For Courtney Hansen, mother of two, South Dakota soybean farmer and cattle rancher, time is precious, especially during calving season. With the Hansens welcoming about 380 new calves from January to April, family meals are scarce. Having a crockpot on hand helps Courtney cook up delicious meals like Beef Bourguignon no matter where the day takes her.
Calving is a 24/7 pursuit involving tending to the cows during the day and monitoring their activity on cameras through the night.

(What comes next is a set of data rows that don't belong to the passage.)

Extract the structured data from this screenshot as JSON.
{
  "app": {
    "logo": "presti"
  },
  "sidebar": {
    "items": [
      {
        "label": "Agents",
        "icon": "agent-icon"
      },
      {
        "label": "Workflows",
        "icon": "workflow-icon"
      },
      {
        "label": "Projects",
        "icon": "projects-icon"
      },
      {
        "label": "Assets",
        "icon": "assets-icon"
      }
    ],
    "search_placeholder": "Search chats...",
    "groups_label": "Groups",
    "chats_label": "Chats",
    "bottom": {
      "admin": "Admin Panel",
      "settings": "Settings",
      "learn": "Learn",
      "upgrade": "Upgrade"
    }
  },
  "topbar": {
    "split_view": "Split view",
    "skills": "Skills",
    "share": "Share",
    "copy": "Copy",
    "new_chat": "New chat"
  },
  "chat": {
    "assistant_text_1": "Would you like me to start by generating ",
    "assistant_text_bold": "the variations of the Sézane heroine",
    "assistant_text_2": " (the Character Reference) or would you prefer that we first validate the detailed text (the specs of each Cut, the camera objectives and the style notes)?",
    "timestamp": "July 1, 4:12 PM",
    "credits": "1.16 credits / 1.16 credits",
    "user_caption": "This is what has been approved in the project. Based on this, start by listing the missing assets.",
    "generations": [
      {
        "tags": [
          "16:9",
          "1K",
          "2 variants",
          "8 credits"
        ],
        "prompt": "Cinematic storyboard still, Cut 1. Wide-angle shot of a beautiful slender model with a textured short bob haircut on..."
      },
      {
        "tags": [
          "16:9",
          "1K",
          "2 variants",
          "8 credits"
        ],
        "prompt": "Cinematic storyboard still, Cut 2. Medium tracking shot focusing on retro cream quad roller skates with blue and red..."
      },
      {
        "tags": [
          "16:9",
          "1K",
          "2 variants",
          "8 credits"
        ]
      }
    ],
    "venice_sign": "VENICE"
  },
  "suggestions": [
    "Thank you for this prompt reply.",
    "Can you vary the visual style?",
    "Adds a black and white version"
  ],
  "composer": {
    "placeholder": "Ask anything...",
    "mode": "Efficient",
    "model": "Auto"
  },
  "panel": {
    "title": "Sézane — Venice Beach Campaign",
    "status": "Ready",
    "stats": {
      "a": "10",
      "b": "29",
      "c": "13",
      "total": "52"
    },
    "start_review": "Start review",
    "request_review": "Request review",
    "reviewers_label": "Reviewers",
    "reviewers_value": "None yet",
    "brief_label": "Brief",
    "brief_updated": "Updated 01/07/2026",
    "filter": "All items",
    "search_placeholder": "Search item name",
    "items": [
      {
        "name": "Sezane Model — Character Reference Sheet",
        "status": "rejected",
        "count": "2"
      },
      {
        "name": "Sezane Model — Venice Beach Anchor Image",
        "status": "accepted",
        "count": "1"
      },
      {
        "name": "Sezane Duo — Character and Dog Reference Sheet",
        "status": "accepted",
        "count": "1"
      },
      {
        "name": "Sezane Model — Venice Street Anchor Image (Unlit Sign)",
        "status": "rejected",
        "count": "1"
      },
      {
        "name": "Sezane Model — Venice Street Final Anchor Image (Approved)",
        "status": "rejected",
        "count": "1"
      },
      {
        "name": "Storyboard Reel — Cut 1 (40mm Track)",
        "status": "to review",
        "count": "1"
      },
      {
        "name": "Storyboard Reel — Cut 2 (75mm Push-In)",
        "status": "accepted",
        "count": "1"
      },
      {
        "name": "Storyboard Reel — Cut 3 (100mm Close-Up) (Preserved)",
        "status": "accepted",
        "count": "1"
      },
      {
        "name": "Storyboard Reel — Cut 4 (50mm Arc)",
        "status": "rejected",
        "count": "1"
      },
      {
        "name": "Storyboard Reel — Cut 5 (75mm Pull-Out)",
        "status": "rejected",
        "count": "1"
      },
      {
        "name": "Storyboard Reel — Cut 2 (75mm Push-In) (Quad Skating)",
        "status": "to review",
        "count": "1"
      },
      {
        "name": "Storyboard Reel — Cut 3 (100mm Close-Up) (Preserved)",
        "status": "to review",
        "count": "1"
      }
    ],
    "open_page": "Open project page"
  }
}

Courtney’s two young daughters love helping to care for the new babies and hand-feeding the adults.
“My husband and I feel it is important to raise our girls so they know how much work farming and ranching is, but also that it’s a truly rewarding job,” Courtney said.
At the heart of the Hansen family’s operation is the goal to leave the land in better condition than when they started. Courtney’s in-laws established the family farm in 1975, and she and her husband joined them in in 2009. They’ve always had an eye on environmental sustainability for their land, livestock, neighbors and children.
“We thrive knowing our children may one day take over this ranch. We plan to instill in them a belief in sustainability and the continued use of best farming practices,” said Courtney. “It’s important for us to utilize the resources we have available to us to preserve our soil and grow healthy and safe crops like soybeans.”
At the peak of such a hectic season, Courtney cherishes family dinners where everyone can gather around the table. She’s shared her favorite Crockpot Beef Bourguignon recipe so you can wow your family while being a mom on the go.
Preserving the environment is so important to today’s farmers. Here’s another look at calving that digs into sustainability and technology. Take a look.
Crockpot Beef Bourguignon
- 5 slices Bacon finely chopped with drippings reserved
- 3 pounds boneless beef chuck cut to 1-inch cubes
- 1 cup Red Wine Vinegar (I use a good drinking wine, so you can enjoy a glass after you're done preparing the meal.)
- 2 cups Chicken Broth
- 1/2 cup tomato sauce
- 1/4 cup Soy Sauce
- 1/4 cup Flour
- 3 teaspoons Garlic minced
- 2 tablespoons Thyme
- 5 medium carrots sliced into bite-sized pieces
- 1 pound baby potatoes whole
- 8 ounces fresh mushrooms sliced
- fresh parsley chopped for garnish
- Heat oven to 425 degrees, and place bacon on a tinfoil-lined cookie sheet. Cook bacon until crispy, about 20 minutes, finely chop it and place in crockpot.
- Heat 1-2 tablespoons of bacon drippings in a large skillet. Salt and pepper the beef and add to the skillet to sear for 2-3 minutes on each side. Transfer beef to the crockpot.
- Add the red wine to the skillet. Bring to a simmer and reduce. Once reduced, slowly add chicken broth, tomato sauce, and soy sauce. Slowly whisk in the flour. Add the sauce to the crockpot.
- Add garlic, thyme, carrots, potatoes, and mushrooms to the crockpot. Stir well and cook on low until beef is tender, about 8-10 hours. Garnish with fresh parsley.